Kenyon, invece, appare più empatico, sensibile e curioso di conoscere, anche se ha tratti del carattere inutilmente rigoroso di Hilda, e oscilla tra le due possibilità. Alla fine deciderà di seguire Hilda, rinunciando probabilmente anche all'arte (p. 386): Immaginazione e amore per l'arte sono morti per me; la scelta più facile.

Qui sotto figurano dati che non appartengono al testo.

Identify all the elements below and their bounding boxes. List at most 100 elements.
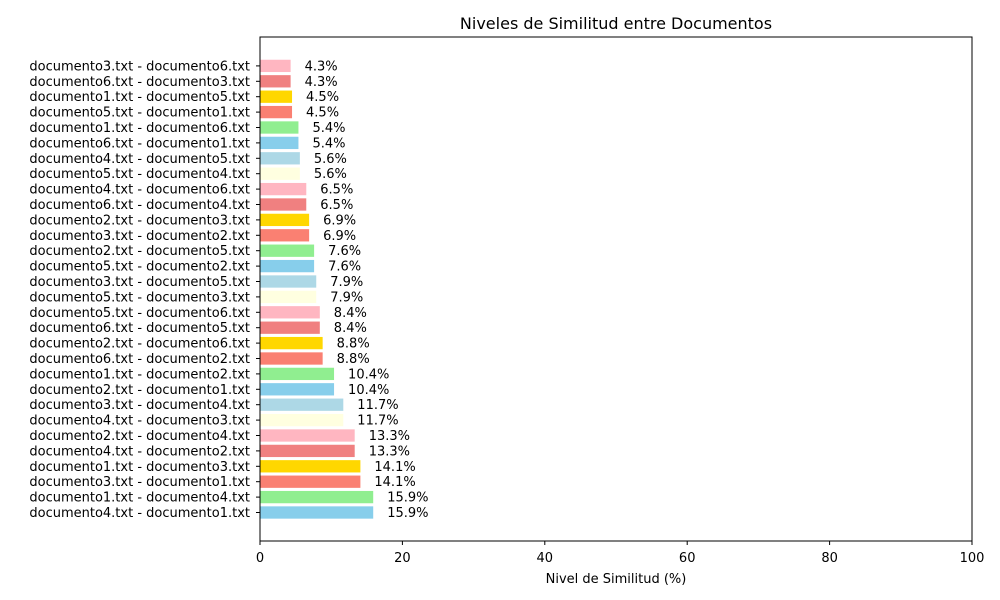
value-label: 7.6% [328,260,361,275]
value-label: 10.4% [348,383,389,398]
y-tick-label: documento3.txt - documento6.txt [29,59,250,74]
y-tick-label: documento4.txt - documento1.txt [29,506,250,521]
value-label: 5.4% [312,121,345,136]
bar [260,275,317,288]
y-tick-label: documento5.txt - documento6.txt [29,306,250,321]
value-label: 8.4% [334,306,367,321]
value-label: 5.6% [314,167,347,182]
bar [260,213,310,227]
x-ticks: 0 20 40 60 80 100 [256,541,985,566]
y-tick-label: documento1.txt - documento3.txt [29,460,250,475]
value-label: 4.3% [305,75,338,90]
bar [260,383,335,396]
y-tick-label: documento6.txt - documento5.txt [29,321,250,336]
y-tick-label: documento4.txt - documento2.txt [29,444,250,459]
y-tick-label: documento5.txt - documento2.txt [29,260,250,275]
value-label: 5.4% [312,136,345,151]
bar [260,90,293,103]
bar [260,490,374,504]
value-label: 14.1% [374,475,415,490]
y-tick-labels: documento4.txt - documento1.txtdocumento… [29,59,260,521]
y-tick-label: documento6.txt - documento2.txt [29,352,250,367]
y-tick-label: documento2.txt - documento6.txt [29,337,250,352]
bar [260,244,315,257]
value-label: 13.3% [369,444,410,459]
value-label: 7.9% [330,290,363,305]
bar [260,367,335,381]
plot-frame [259,36,973,542]
y-tick-label: documento6.txt - documento3.txt [29,75,250,90]
y-tick-label: documento1.txt - documento6.txt [29,121,250,136]
value-label: 6.5% [320,183,353,198]
bar [260,398,344,411]
bar [260,182,307,196]
bar [260,413,344,427]
bar [260,444,355,458]
value-label: 8.8% [337,352,370,367]
x-tick-label: 60 [679,551,696,566]
bar [260,105,293,119]
y-tick-label: documento3.txt - documento5.txt [29,275,250,290]
value-label: 4.5% [306,106,339,121]
x-tick-label: 40 [537,551,554,566]
bar [260,429,355,442]
value-label: 4.3% [305,59,338,74]
x-tick-label: 0 [256,551,264,566]
x-axis-label: Nivel de Similitud (%) [546,572,687,587]
value-label: 7.6% [328,244,361,259]
y-tick-label: documento2.txt - documento3.txt [29,213,250,228]
bar [260,352,323,365]
y-tick-label: documento3.txt - documento4.txt [29,398,250,413]
bar [260,460,361,473]
bar [260,475,361,488]
bar [260,506,374,519]
y-tick-label: documento4.txt - documento6.txt [29,183,250,198]
value-label: 15.9% [387,491,428,506]
y-tick-label: documento2.txt - documento4.txt [29,429,250,444]
bar [260,198,307,211]
bar [260,336,323,350]
value-label: 4.5% [306,90,339,105]
y-tick-label: documento2.txt - documento1.txt [29,383,250,398]
value-label: 15.9% [387,506,428,521]
bar [260,152,300,165]
bar [260,59,291,73]
y-tick-label: documento2.txt - documento5.txt [29,244,250,259]
value-label: 13.3% [369,429,410,444]
y-tick-label: documento1.txt - documento5.txt [29,90,250,105]
value-label: 5.6% [314,152,347,167]
bar [260,321,320,334]
y-tick-label: documento6.txt - documento1.txt [29,136,250,151]
bars-group [260,59,374,519]
bar [260,259,315,273]
y-tick-label: documento5.txt - documento1.txt [29,106,250,121]
bar [260,290,317,304]
bar [260,75,291,88]
y-tick-label: documento5.txt - documento3.txt [29,290,250,305]
bar [260,306,320,319]
y-tick-label: documento1.txt - documento4.txt [29,491,250,506]
value-label: 6.9% [323,229,356,244]
y-tick-label: documento6.txt - documento4.txt [29,198,250,213]
y-tick-label: documento3.txt - documento1.txt [29,475,250,490]
bar [260,121,299,134]
value-label: 6.9% [323,213,356,228]
y-tick-label: documento1.txt - documento2.txt [29,367,250,382]
y-tick-label: documento4.txt - documento5.txt [29,152,250,167]
value-label: 6.5% [320,198,353,213]
value-label: 14.1% [374,460,415,475]
x-tick-label: 80 [821,551,838,566]
value-label: 11.7% [357,398,398,413]
value-label: 8.8% [337,337,370,352]
y-tick-label: documento3.txt - documento2.txt [29,229,250,244]
x-tick-label: 100 [960,551,985,566]
y-tick-label: documento5.txt - documento4.txt [29,167,250,182]
value-label: 8.4% [334,321,367,336]
value-labels: 15.9%15.9%14.1%14.1%13.3%13.3%11.7%11.7%… [305,59,429,521]
value-label: 11.7% [357,414,398,429]
x-tick-label: 20 [394,551,411,566]
chart-title: Niveles de Similitud entre Documentos [460,14,772,33]
bar [260,136,299,150]
bar [260,229,310,242]
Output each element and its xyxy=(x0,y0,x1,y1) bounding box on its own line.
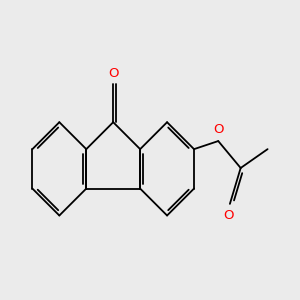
Text: O: O xyxy=(213,123,224,136)
Text: O: O xyxy=(224,209,234,222)
Text: O: O xyxy=(108,67,119,80)
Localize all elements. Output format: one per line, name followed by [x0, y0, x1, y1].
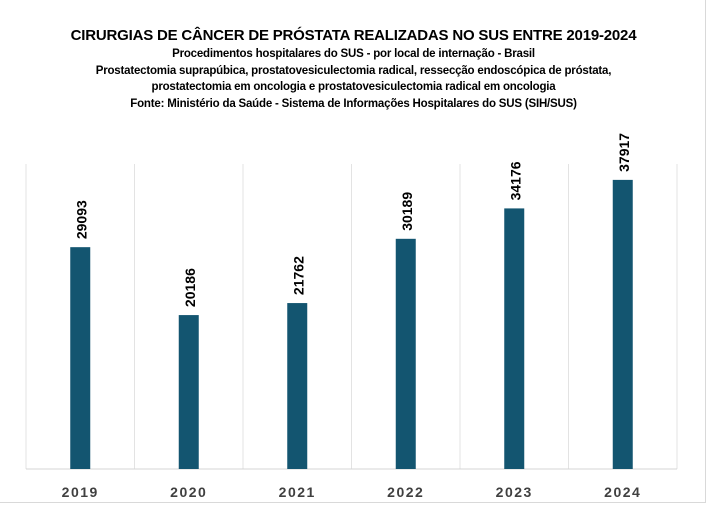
chart-subtitle: prostatectomia em oncologia e prostatove…	[151, 81, 556, 93]
bar-2024	[612, 179, 633, 469]
x-tick-label-2022: 2022	[387, 484, 424, 500]
bar-2019	[70, 247, 91, 469]
chart-subtitle: Prostatectomia suprapúbica, prostatovesi…	[95, 64, 612, 77]
bar-2020	[178, 315, 199, 469]
x-tick-label-2024: 2024	[604, 484, 641, 500]
chart-titles: CIRURGIAS DE CÂNCER DE PRÓSTATA REALIZAD…	[0, 26, 707, 112]
chart-source: Fonte: Ministério da Saúde - Sistema de …	[130, 97, 577, 110]
bar-2023	[504, 208, 525, 469]
data-label-2019: 29093	[73, 200, 89, 239]
x-tick-label-2021: 2021	[279, 484, 316, 500]
data-label-2024: 37917	[616, 133, 632, 172]
bar-2021	[287, 303, 308, 469]
chart-title: CIRURGIAS DE CÂNCER DE PRÓSTATA REALIZAD…	[70, 27, 637, 44]
x-tick-label-2020: 2020	[170, 484, 207, 500]
data-label-2023: 34176	[507, 161, 523, 200]
chart-subtitle: Procedimentos hospitalares do SUS - por …	[172, 48, 535, 60]
bar-2022	[395, 238, 416, 469]
data-label-2021: 21762	[290, 256, 306, 295]
x-tick-label-2023: 2023	[496, 484, 533, 500]
x-tick-label-2019: 2019	[62, 484, 99, 500]
data-label-2020: 20186	[182, 268, 198, 307]
data-label-2022: 30189	[399, 192, 415, 231]
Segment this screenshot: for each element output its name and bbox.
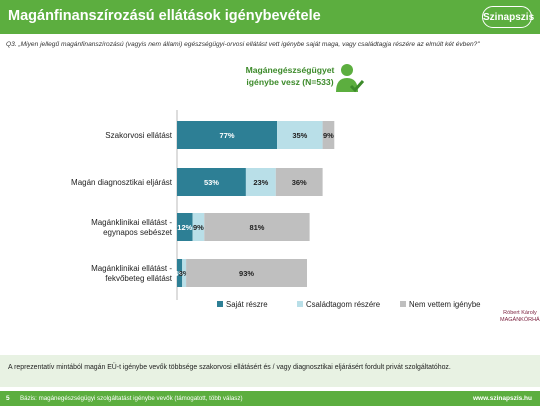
bar-value-label: 35% [292,131,307,140]
legend-swatch [217,301,223,307]
bar-segment [245,168,276,196]
bar-segment [322,121,335,149]
partner-logo: Róbert Károly MAGÁNKÓRHÁZ [500,310,540,324]
bar-segment [177,213,193,241]
category-label: Szakorvosi ellátást [105,131,172,140]
bar-segment [204,213,310,241]
legend-swatch [297,301,303,307]
bar-value-label: 77% [220,131,235,140]
bar-value-label: 93% [239,269,254,278]
category-label: fekvőbeteg ellátást [105,274,172,283]
bar-value-label: 3% [179,269,190,278]
bar-value-label: 23% [253,178,268,187]
base-label-line2: igénybe vesz (N=533) [246,77,334,87]
bar-segment [275,168,323,196]
bar-segment [177,168,246,196]
legend-label: Családtagom részére [306,300,380,309]
person-check-icon [336,64,364,93]
category-label: Magánklinikai ellátást - [91,264,172,273]
category-label: egynapos sebészet [103,228,173,237]
base-label: Magánegészségügyet igénybe vesz (N=533) [230,64,350,88]
brand-logo: Szinapszis [482,6,534,28]
base-note: Bázis: magánegészségügyi szolgáltatást i… [20,395,243,402]
category-label: Magán diagnosztikai eljárást [71,178,173,187]
category-label: Magánklinikai ellátást - [91,218,172,227]
partner-logo-line1: Róbert Károly [503,310,537,316]
summary-band [0,355,540,387]
footer-bar [0,391,540,406]
bar-value-label: 4% [174,269,185,278]
partner-logo-line2: MAGÁNKÓRHÁZ [500,317,540,323]
bar-segment [192,213,205,241]
legend-label: Saját részre [226,300,268,309]
website-link[interactable]: www.szinapszis.hu [473,395,532,402]
bar-segment [177,121,278,149]
legend-label: Nem vettem igénybe [409,300,481,309]
bar-segment [186,259,307,287]
page-number: 5 [6,395,10,402]
bar-value-label: 36% [292,178,307,187]
summary-text: A reprezentatív mintából magán EÜ-t igén… [8,364,451,371]
bar-segment [177,259,183,287]
bar-value-label: 53% [204,178,219,187]
bar-value-label: 9% [323,131,334,140]
header-bar: Magánfinanszírozású ellátások igénybevét… [0,0,540,34]
stacked-bar-chart: Szakorvosi ellátást 77% 35% 9% Magán diagnos… [71,110,481,309]
bar-segment [182,259,187,287]
bar-segment [277,121,323,149]
legend-swatch [400,301,406,307]
bar-value-label: 9% [193,223,204,232]
bar-value-label: 81% [249,223,264,232]
bar-value-label: 12% [177,223,192,232]
page-title: Magánfinanszírozású ellátások igénybevét… [8,8,321,24]
survey-question: Q3. „Miyen jellegű magánfinanszírozású (… [6,41,480,48]
base-label-line1: Magánegészségügyet [245,65,335,75]
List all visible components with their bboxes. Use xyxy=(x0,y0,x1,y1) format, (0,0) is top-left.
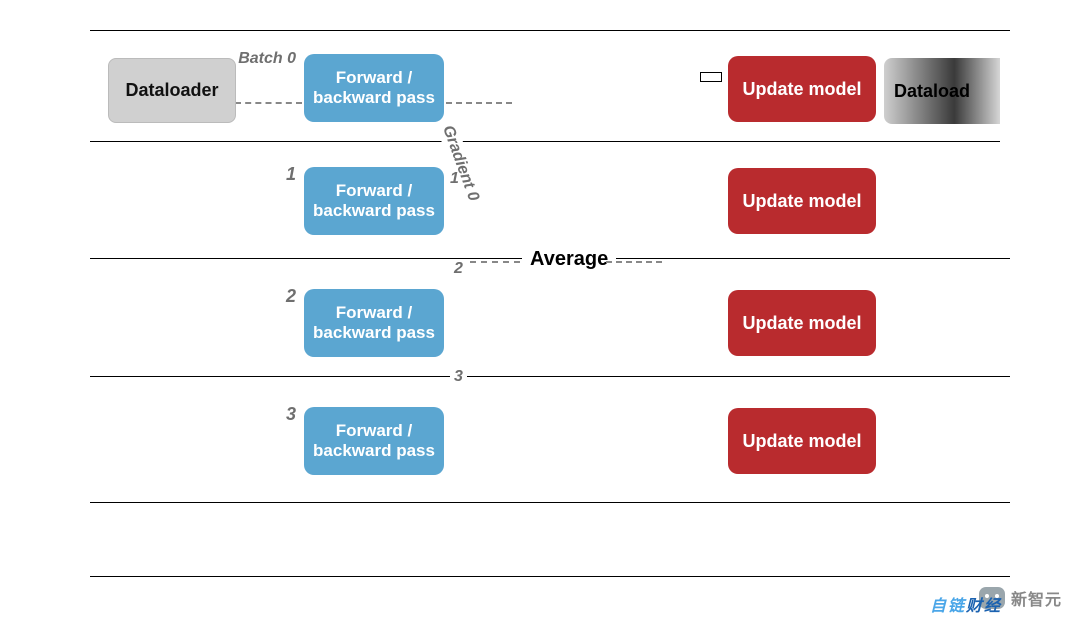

Se la "caduta" di Donatello rimanda a quella di Adamo, Miriam è ovviamente Eva, e questo ruolo è anticipato dai disegni che gli mostra (cap. 5), che rappresentano GiaeleGiudittaSalomè. Miriam è l'unica che può "vantare" una precedente esperienza del male, e il suo senso di colpa aumenta per via del suo ruolo nel delitto di Donatello e per l'effetto che ha avuto su lui e su Hilda (meno per il delitto in sé; si ricordi anzi il senso quasi di esaltazione che prova subito dopo). Da un certo punto di vista mi pare il personaggio più riuscito, sensibile e capace di leggere negli altri (si veda il dialogo al cap. 23), indipendente ed autonoma (ed infatti Miriam crea, mentre Hilda copia solamente). Resterà sola con le sue meditazioni, come Hester ne La lettera scarlatta, come se fosse stata sulla sponda opposta d'un insondabile abisso e li ammonisse di stare lontani dal suo orlo (p. 415). La società di allora, e pure quella di oggi, non sono pronte per lei.